New Research on the Link Between Aging and Obesity
Author: Riley Pearce
Director of Social Media
Aging may be an inevitable part of life, but the rate at which we age biologically is somewhat within our control. How we move, what we eat, and the quality of our sleep can all either help or hinder our biological aging.
A recent study out of Concordia University has found that obesity could be a main driver for faster biological aging.
The lead researcher actually started the project after noticing that young children were being diagnosed with adult-onset diseases like high blood pressure, high cholesterol, and type 2 diabetes.
The research team reviewed over 200 studies that report the effects of obesity on the body from the cellular level up to the full systemic, bodily function level. Aside from the obvious, that obesity leads to premature death, the researchers found a number of other observations that were able to confirm their theory that obesity mirrors aging.
There are a number of signs of aging. On the cellular level, our genes have a cap known as telomeres. Telomeres, in recent years, have been found to be a good indicator of health on the cellular level. The longer the telomeres, the healthier the cells, whereas the shorter the telomeres, the less healthy that individual likely is.

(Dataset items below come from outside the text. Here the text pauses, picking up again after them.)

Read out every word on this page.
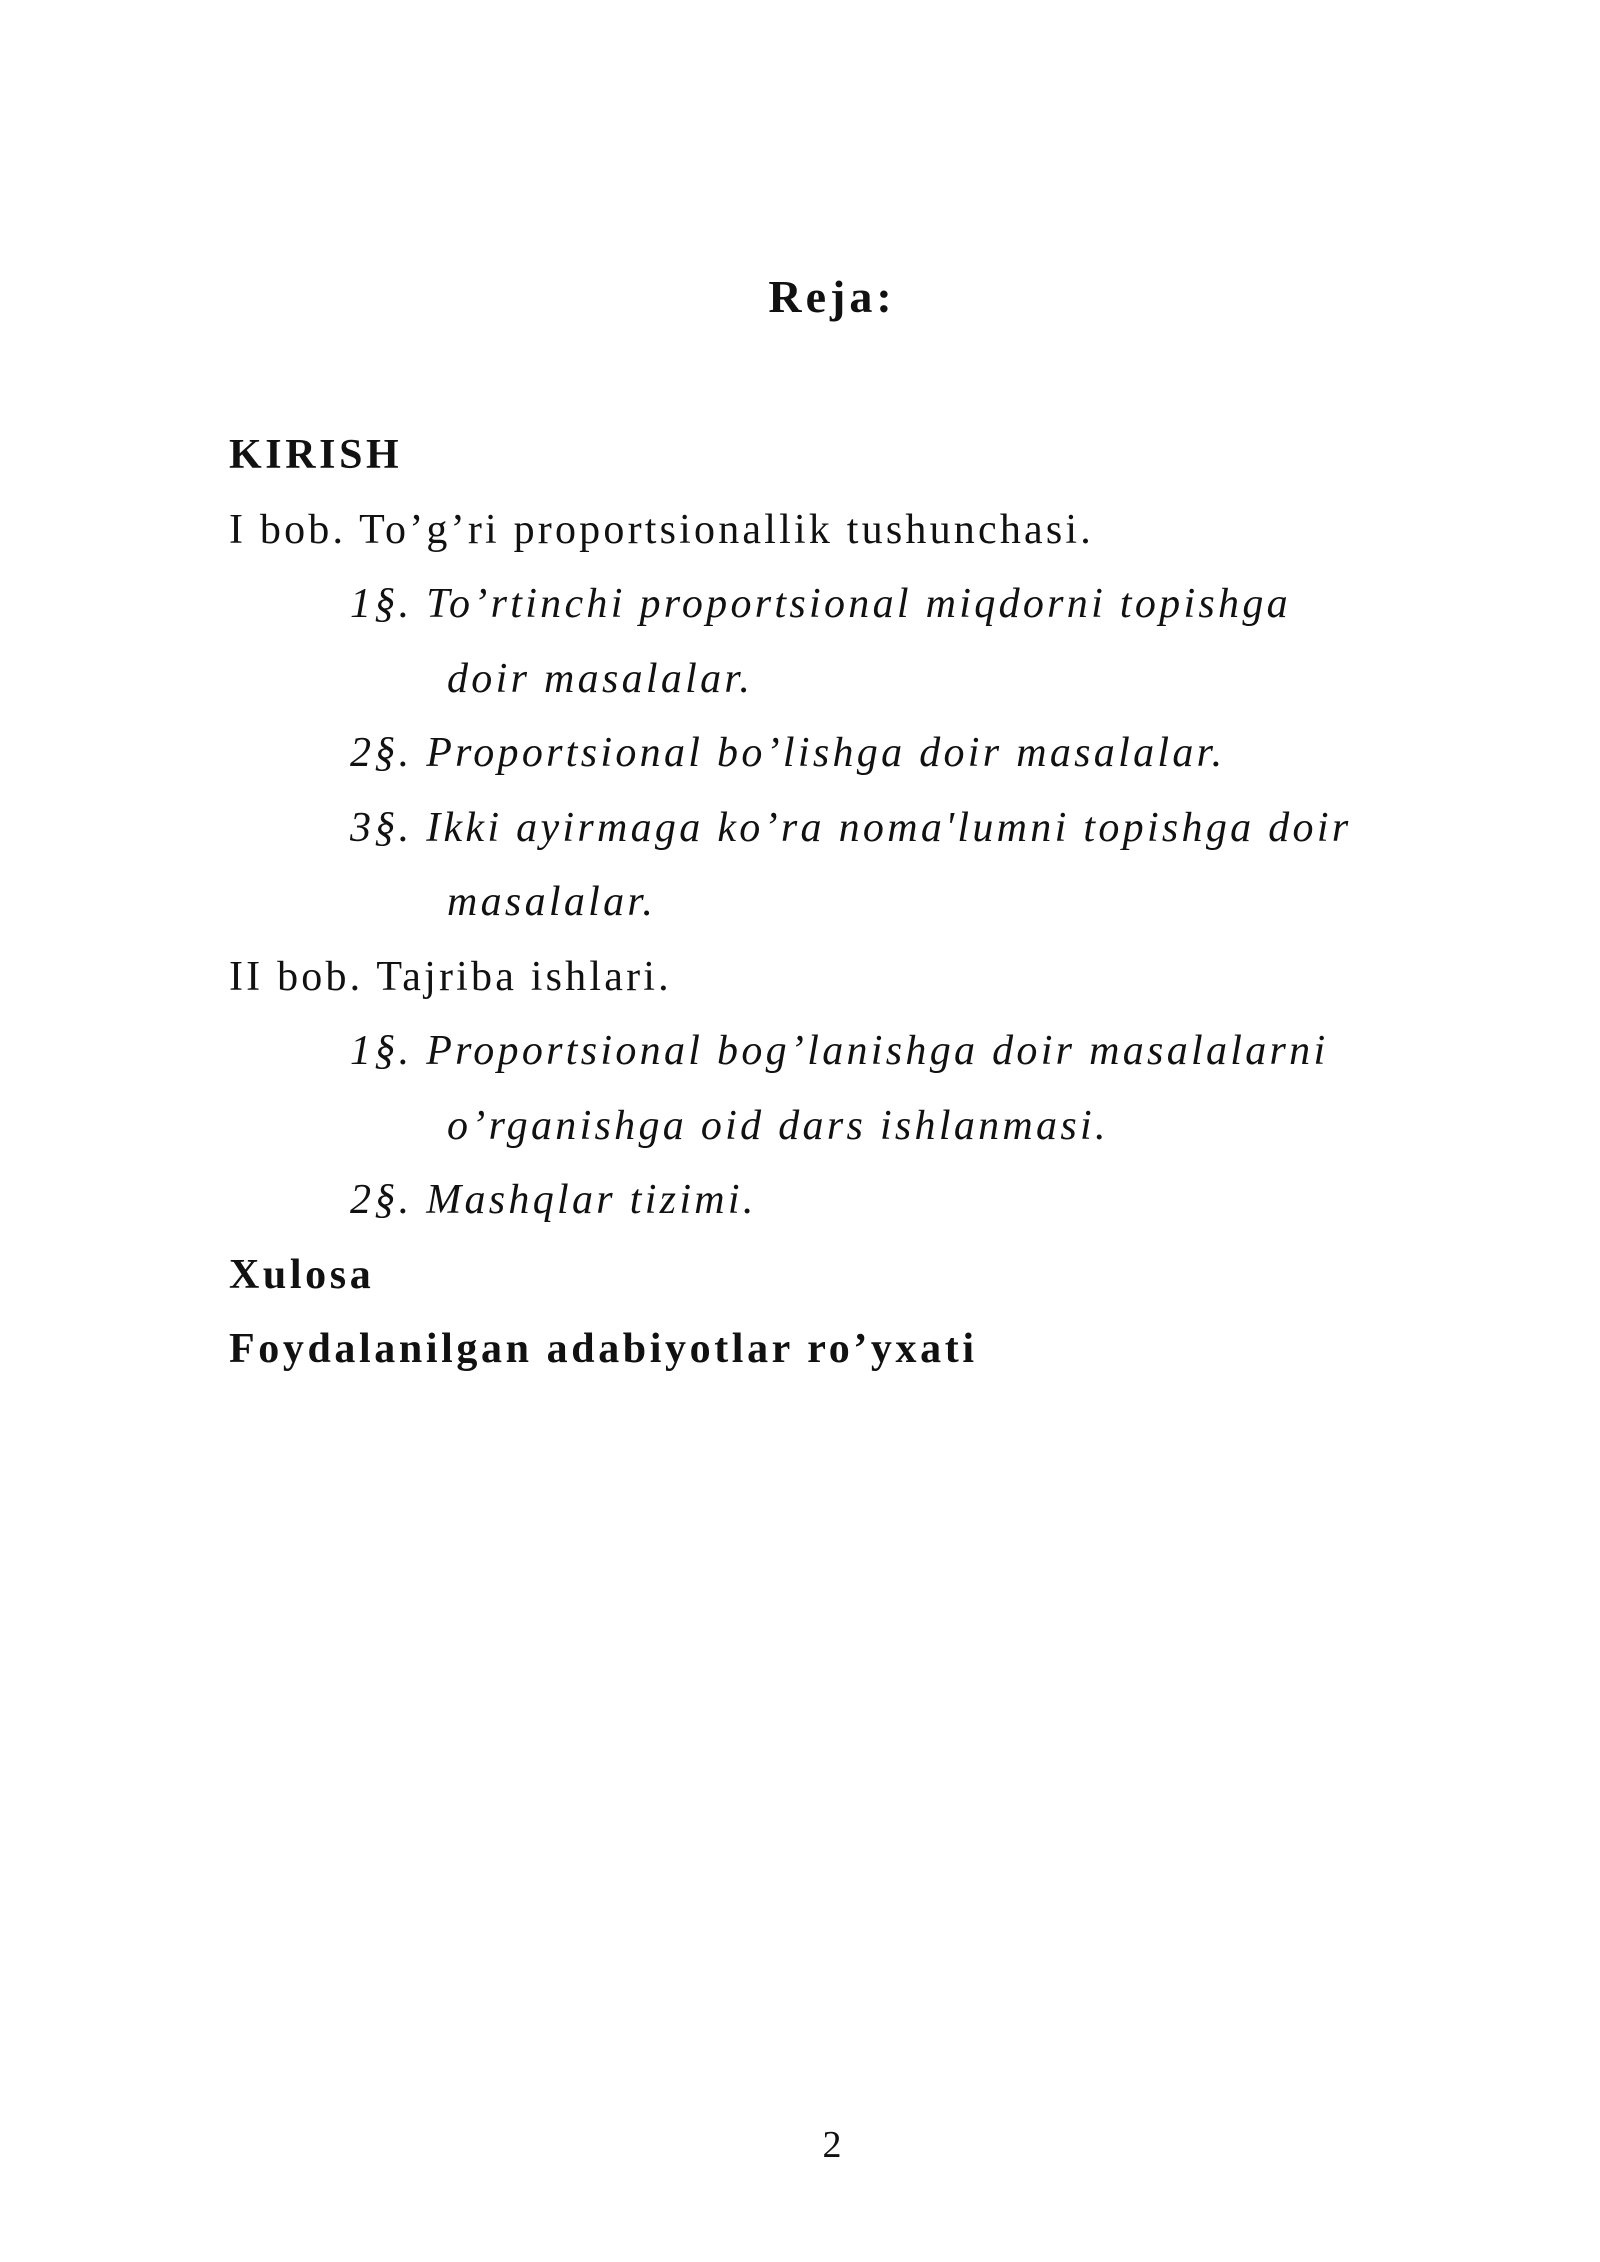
Reja:
KIRISH
I bob. To’g’ri proportsionallik tushunchasi.
1§. To’rtinchi proportsional miqdorni topishga
doir masalalar.
2§. Proportsional bo’lishga doir masalalar.
3§. Ikki ayirmaga ko’ra noma'lumni topishga doir
masalalar.
II bob. Tajriba ishlari.
1§. Proportsional bog’lanishga doir masalalarni
o’rganishga oid dars ishlanmasi.
2§. Mashqlar tizimi.
Xulosa
Foydalanilgan adabiyotlar ro’yxati
2
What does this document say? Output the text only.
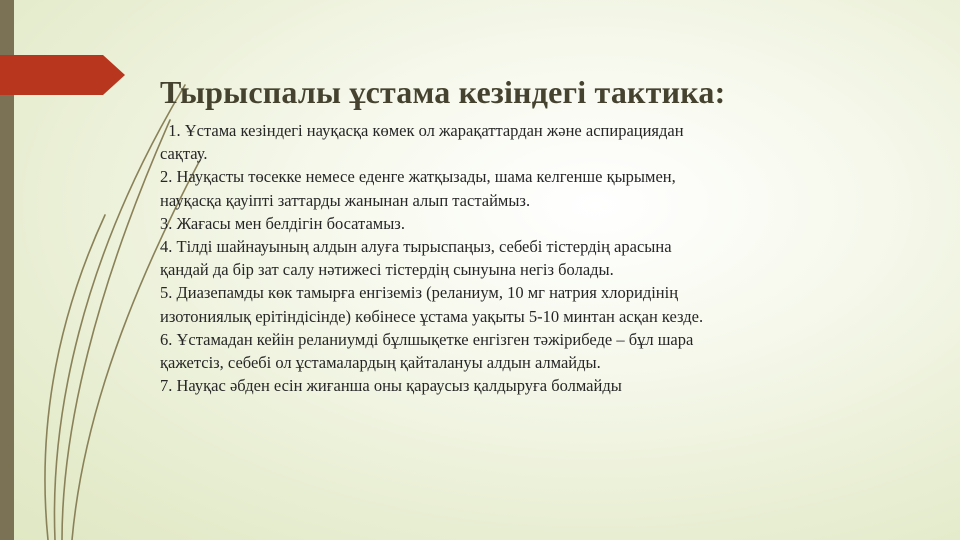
Тырыспалы ұстама кезіндегі тактика:

1. Ұстама кезіндегі науқасқа көмек ол жарақаттардан және аспирациядан

сақтау.

2. Науқасты төсекке немесе еденге жатқызады, шама келгенше қырымен,

науқасқа қауіпті заттарды жанынан алып тастаймыз.

3. Жағасы мен белдігін босатамыз.

4. Тілді шайнауының алдын алуға тырыспаңыз, себебі тістердің арасына

қандай да бір зат салу нәтижесі тістердің сынуына негіз болады.

5. Диазепамды көк тамырға енгіземіз (реланиум, 10 мг натрия хлоридінің

изотониялық ерітіндісінде) көбінесе ұстама уақыты 5-10 минтан асқан кезде.

6. Ұстамадан кейін реланиумді бұлшықетке енгізген тәжірибеде – бұл шара

қажетсіз, себебі ол ұстамалардың қайталануы алдын алмайды.

7. Науқас әбден есін жиғанша оны қараусыз қалдыруға болмайды
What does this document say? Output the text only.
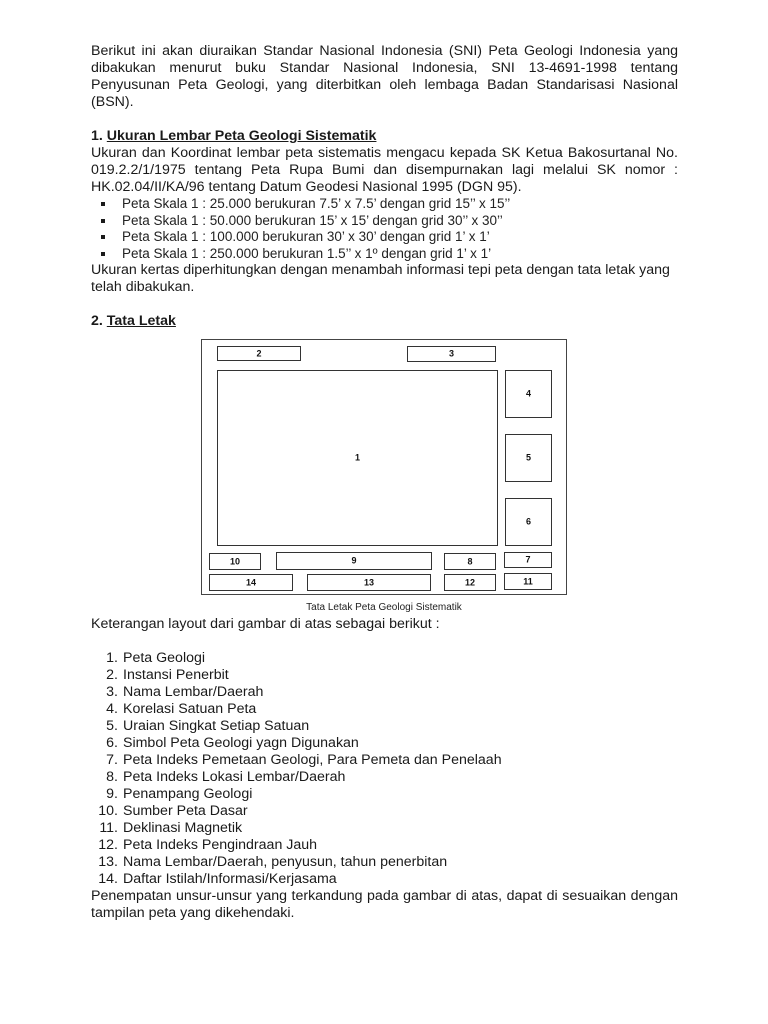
Berikut ini akan diuraikan Standar Nasional Indonesia (SNI) Peta Geologi Indonesia yang dibakukan menurut buku Standar Nasional Indonesia, SNI 13-4691-1998 tentang Penyusunan Peta Geologi, yang diterbitkan oleh lembaga Badan Standarisasi Nasional (BSN).

1. Ukuran Lembar Peta Geologi Sistematik

Ukuran dan Koordinat lembar peta sistematis mengacu kepada SK Ketua Bakosurtanal No. 019.2.2/1/1975 tentang Peta Rupa Bumi dan disempurnakan lagi melalui SK nomor : HK.02.04/II/KA/96 tentang Datum Geodesi Nasional 1995 (DGN 95).

Peta Skala 1 : 25.000 berukuran 7.5’ x 7.5’ dengan grid 15’’ x 15’’
Peta Skala 1 : 50.000 berukuran 15’ x 15’ dengan grid 30’’ x 30’’
Peta Skala 1 : 100.000 berukuran 30’ x 30’ dengan grid 1’ x 1’
Peta Skala 1 : 250.000 berukuran 1.5’’ x 1º dengan grid 1’ x 1’

Ukuran kertas diperhitungkan dengan menambah informasi tepi peta dengan tata letak yang telah dibakukan.

2. Tata Letak
2	3
1
4
5
6
10	9	8	7
14	13	12	11
Tata Letak Peta Geologi Sistematik

Keterangan layout dari gambar di atas sebagai berikut :

1. Peta Geologi
2. Instansi Penerbit
3. Nama Lembar/Daerah
4. Korelasi Satuan Peta
5. Uraian Singkat Setiap Satuan
6. Simbol Peta Geologi yagn Digunakan
7. Peta Indeks Pemetaan Geologi, Para Pemeta dan Penelaah
8. Peta Indeks Lokasi Lembar/Daerah
9. Penampang Geologi
10. Sumber Peta Dasar
11. Deklinasi Magnetik
12. Peta Indeks Pengindraan Jauh
13. Nama Lembar/Daerah, penyusun, tahun penerbitan
14. Daftar Istilah/Informasi/Kerjasama

Penempatan unsur-unsur yang terkandung pada gambar di atas, dapat di sesuaikan dengan tampilan peta yang dikehendaki.
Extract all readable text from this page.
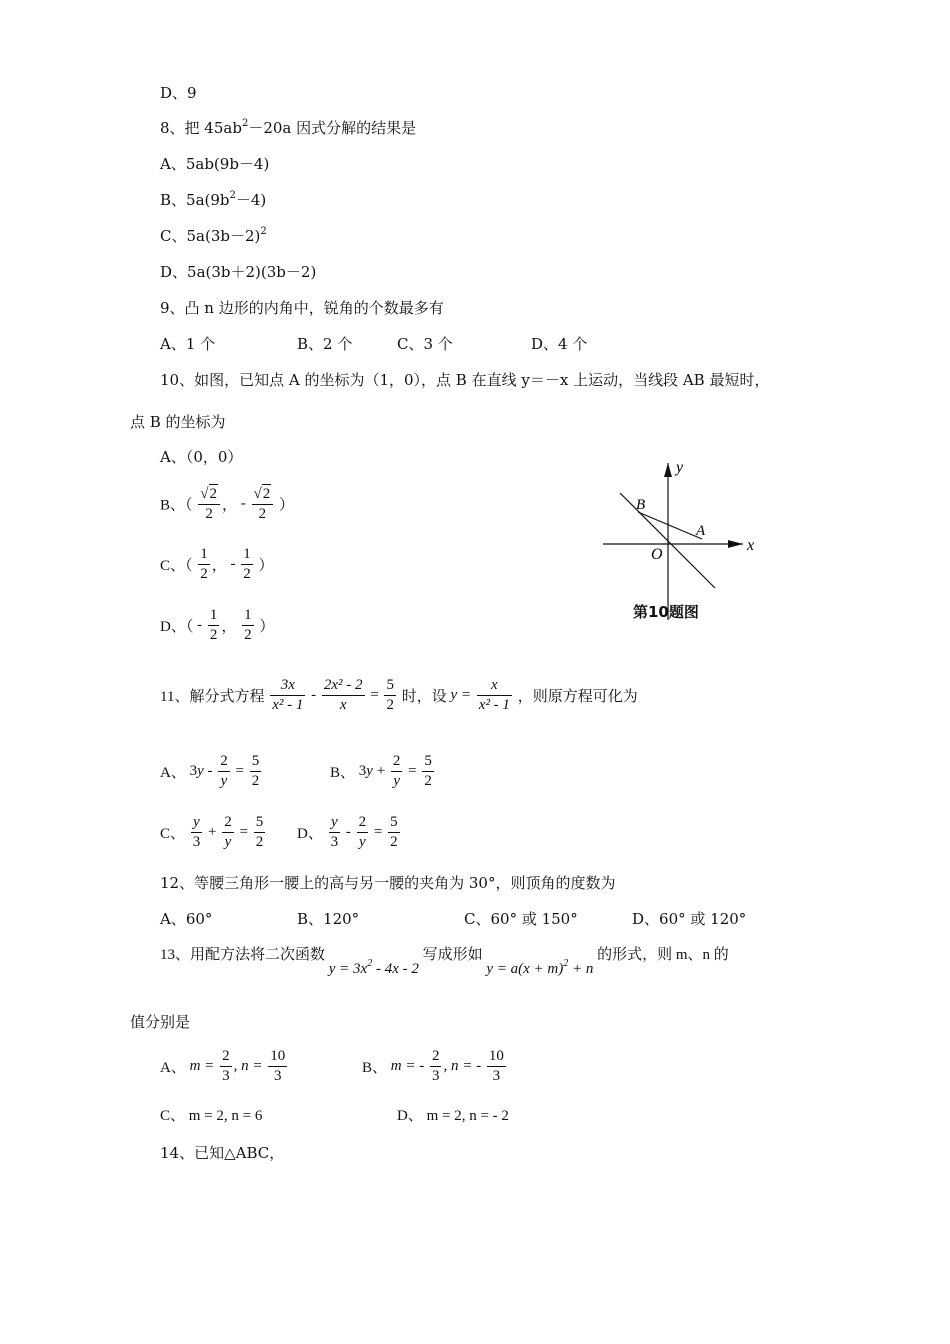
D、9
8、把 $45ab^2-20a$ 因式分解的结果是
A、5ab(9b－4)
B、$5a(9b^2-4)$
C、$5a(3b-2)^2$
D、5a(3b＋2)(3b－2)
9、凸 n 边形的内角中，锐角的个数最多有
A、1 个	B、2 个	C、3 个	D、4 个
10、如图，已知点 A 的坐标为（1，0），点 B 在直线 y＝－x 上运动，当线段 AB 最短时，
点 B 的坐标为
A、（0，0）
B、（ $\frac{√2}{2}$ ， - $\frac{√2}{2}$ ）
C、（ $\frac{1}{2}$ ， - $\frac{1}{2}$ ）
D、（ - $\frac{1}{2}$ ， $\frac{1}{2}$ ）
y
x
B
A
O
第10题图
11、解分式方程 $\frac{3x}{\text{x² - 1}} - \frac{\text{2x² - 2}}{x} = \frac{5}{2}$ 时，设 $y = \frac{x}{\text{x² - 1}}$ ，则原方程可化为
A、 $3y - \frac{2}{y} = \frac{5}{2}$	B、 $3y + \frac{2}{y} = \frac{5}{2}$
C、 $\frac{y}{3} + \frac{2}{y} = \frac{5}{2}$ D、 $\frac{y}{3} - \frac{2}{y} = \frac{5}{2}$
12、等腰三角形一腰上的高与另一腰的夹角为 30°，则顶角的度数为
A、60°	B、120°	C、60° 或 150°	D、60° 或 120°
13、用配方法将二次函数 $y = 3x^2 - 4x - 2$ 写成形如 $y = a(x + m)^2 + n$ 的形式，则 m、n 的
值分别是
A、 $m = \frac{2}{3}$ , $n = \frac{10}{3}$	B、 m = - $\frac{2}{3}$ , n = - $\frac{10}{3}$
C、 m = 2, n = 6	D、 m = 2, n = - 2
14、已知△ABC，
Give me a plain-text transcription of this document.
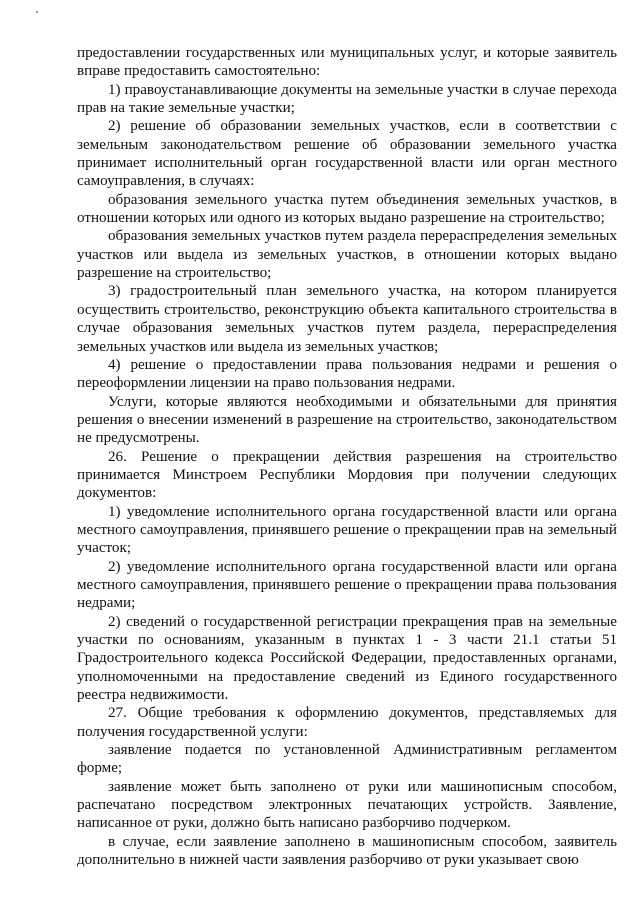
предоставлении государственных или муниципальных услуг, и которые заявитель вправе предоставить самостоятельно:

1) правоустанавливающие документы на земельные участки в случае перехода прав на такие земельные участки;

2) решение об образовании земельных участков, если в соответствии с земельным законодательством решение об образовании земельного участка принимает исполнительный орган государственной власти или орган местного самоуправления, в случаях:

образования земельного участка путем объединения земельных участков, в отношении которых или одного из которых выдано разрешение на строительство;

образования земельных участков путем раздела перераспределения земельных участков или выдела из земельных участков, в отношении которых выдано разрешение на строительство;

3) градостроительный план земельного участка, на котором планируется осуществить строительство, реконструкцию объекта капитального строительства в случае образования земельных участков путем раздела, перераспределения земельных участков или выдела из земельных участков;

4) решение о предоставлении права пользования недрами и решения о переоформлении лицензии на право пользования недрами.

Услуги, которые являются необходимыми и обязательными для принятия решения о внесении изменений в разрешение на строительство, законодательством не предусмотрены.

26. Решение о прекращении действия разрешения на строительство принимается Минстроем Республики Мордовия при получении следующих документов:

1) уведомление исполнительного органа государственной власти или органа местного самоуправления, принявшего решение о прекращении прав на земельный участок;

2) уведомление исполнительного органа государственной власти или органа местного самоуправления, принявшего решение о прекращении права пользования недрами;

2) сведений о государственной регистрации прекращения прав на земельные участки по основаниям, указанным в пунктах 1 - 3 части 21.1 статьи 51 Градостроительного кодекса Российской Федерации, предоставленных органами, уполномоченными на предоставление сведений из Единого государственного реестра недвижимости.

27. Общие требования к оформлению документов, представляемых для получения государственной услуги:

заявление подается по установленной Административным регламентом форме;

заявление может быть заполнено от руки или машинописным способом, распечатано посредством электронных печатающих устройств. Заявление, написанное от руки, должно быть написано разборчиво подчерком.

в случае, если заявление заполнено в машинописным способом, заявитель дополнительно в нижней части заявления разборчиво от руки указывает свою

In obese patients, they found that their telomere length was up to 25% shorter than the control patients. This means that no matter how old you are chronologically, if someone is obese, their biological age will be much older.
The researchers also found that obesity mirrors aging in the areas of cognitive decline, mobility, and blood pressure.
Going beyond the cells, obesity puts individuals at a higher risk of developing certain diseases because not only does it age the cells of the body, but also the systems. More specifically, obesity will age the immune system, making an individual less resilient to pathogens.
The stress that the extra weight puts on the systems of the body requires the body to work very hard. This is potentially why obesity mirrors aging at this level. Think about driving a car. If you drive your car just a few kilometers every day, the car will last longer and won’t get run down so quickly. Now if you take that same car and drive it 100’s of kilometers every day, the chances of that car breaking down increase exponentially.
Our bodies are very good at keeping us alive. They will do whatever it takes, even if it means over-exhausting resources just to keep up moving every day. It is already very clear to us as a society that obesity is a health risk we all need to be aware of. With this new research it becomes even more apparent that we need systems in place to lower the rates of obesity within our society so that our communities can live longer lives.